Sunday, December 16, 2007

Gender differences in science and math achievement


The good folks at The Situationist blog point us to an excellent article in the Scientific American by Diane F. Halpern, Camilla P. Benbow, David C. Geary, Ruben C. Gur, Janet Shibley Hyde and Morton Ann Gernsbacher. The subject is something that we have discussed quite a bit in this blog: "Sex, Math and Scientific Achievement".

The Situationist post has a bunch of links to several other online resources on this subject, so I recommend clicking through to that post. Let me just excerpt the concluding paragraphs of the SciAm article:

Where We Go from Here

If Larry Summers’s comments had one appealing feature, it was the benefit of simplicity. If the lack of women in science were a reflection, in part, of lack of ability, then the take-home lesson would seem to be that we can do nothing but accept the natural order of things.

As this article shows, however, the truth is not so simple. Both sexes, on average, have their strengths and weaknesses. Nevertheless, the research argues much could be done to try to help more women—and men for that matter—excel in science and coax them to choose it as a profession. The challenges are many, requiring innovations in education, targeted mentoring and career guidance, and a commitment to uncover and root out bias, discrimination and inequality. In the end, tackling these issues will benefit women, men and science itself.

2 Comments:

  1. sharathrao.wordpress.com said...

    "If Larry Summers’s comments had one appealing feature, it was the benefit of simplicity."


    This very sentence has been picked on by the folks at gnxp.

    http://www.gnxp.com/blog/2007/12/scientific-american-employs-summers.php

    They don't find the stance of the paper any more nuanced than Summers' own words, which are thus :

    "There are three broad hypotheses about the sources of the very substantial disparities that this conference's papers document and have been documented before with respect to the presence of women in high-end scientific professions. One is what I would call the-I'll explain each of these in a few moments and comment on how important I think they are-the first is what I call the high-powered job hypothesis. The second is what I would call different availability of aptitude at the high end, and the third is what I would call different socialization and patterns of discrimination in a search. And in my own view, their importance probably ranks in exactly the order that I just described."

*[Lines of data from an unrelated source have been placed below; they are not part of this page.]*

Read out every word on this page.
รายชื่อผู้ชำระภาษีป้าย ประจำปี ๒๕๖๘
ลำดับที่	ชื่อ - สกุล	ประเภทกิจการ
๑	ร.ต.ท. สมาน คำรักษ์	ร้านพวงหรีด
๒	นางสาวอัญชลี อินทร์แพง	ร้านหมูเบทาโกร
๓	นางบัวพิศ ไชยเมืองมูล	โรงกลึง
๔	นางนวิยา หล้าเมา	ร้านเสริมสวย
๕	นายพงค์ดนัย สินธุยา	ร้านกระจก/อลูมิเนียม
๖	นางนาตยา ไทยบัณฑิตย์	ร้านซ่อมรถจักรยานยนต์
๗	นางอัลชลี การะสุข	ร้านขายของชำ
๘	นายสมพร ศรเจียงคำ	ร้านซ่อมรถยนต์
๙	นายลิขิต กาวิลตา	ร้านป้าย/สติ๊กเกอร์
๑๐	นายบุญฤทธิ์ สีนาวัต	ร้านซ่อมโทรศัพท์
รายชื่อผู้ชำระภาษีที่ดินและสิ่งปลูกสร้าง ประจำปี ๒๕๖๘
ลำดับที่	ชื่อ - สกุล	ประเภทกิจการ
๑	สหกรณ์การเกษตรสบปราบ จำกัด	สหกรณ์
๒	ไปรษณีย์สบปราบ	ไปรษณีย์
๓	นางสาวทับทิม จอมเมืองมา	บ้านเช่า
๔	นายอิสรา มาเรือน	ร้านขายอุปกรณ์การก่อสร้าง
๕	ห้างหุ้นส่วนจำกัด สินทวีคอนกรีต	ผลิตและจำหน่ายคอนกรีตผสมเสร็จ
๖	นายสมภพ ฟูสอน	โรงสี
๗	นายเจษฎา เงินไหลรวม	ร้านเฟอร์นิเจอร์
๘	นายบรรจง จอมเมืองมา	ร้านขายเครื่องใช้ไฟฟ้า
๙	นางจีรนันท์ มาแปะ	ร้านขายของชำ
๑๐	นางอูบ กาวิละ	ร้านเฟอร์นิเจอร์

    In reality, Summers' comments were just the last nail on the coffin. There were sentiments building up against him anyway for a variety of reasons - and this was the last thing he needed.

    Overall, he had the strong support of Harvard students because of all things he has apparently been doing to improve under-graduation curricula and such. Its the faculty that did not like his style.

    I hope that people read his actual speech in complete; I have hardly read a more nuanced argument than that. The nuances have almost made the speech incomprehensible in the first reading given how long sentences become with the ifs, buts, of courses and the hyphens.

    http://www.president.harvard.edu/speeches/2005/nber.html

  2. sharathrao.wordpress.com said...

    "In reality, Summers' comments were just the last nail on the coffin. There were sentiments building up against him anyway for a variety of reasons - and this was the last thing he needed.

    Overall, he had the strong support of Harvard students because of all things he has apparently been doing to improve under-graduation curricula and such. Its the faculty that did not like his style."

    Just to add, these are recollections from assorted readings at the time, not first hand information. I remember taking a particular interest and following the news and reactions as it came, since I was in Boston at the time.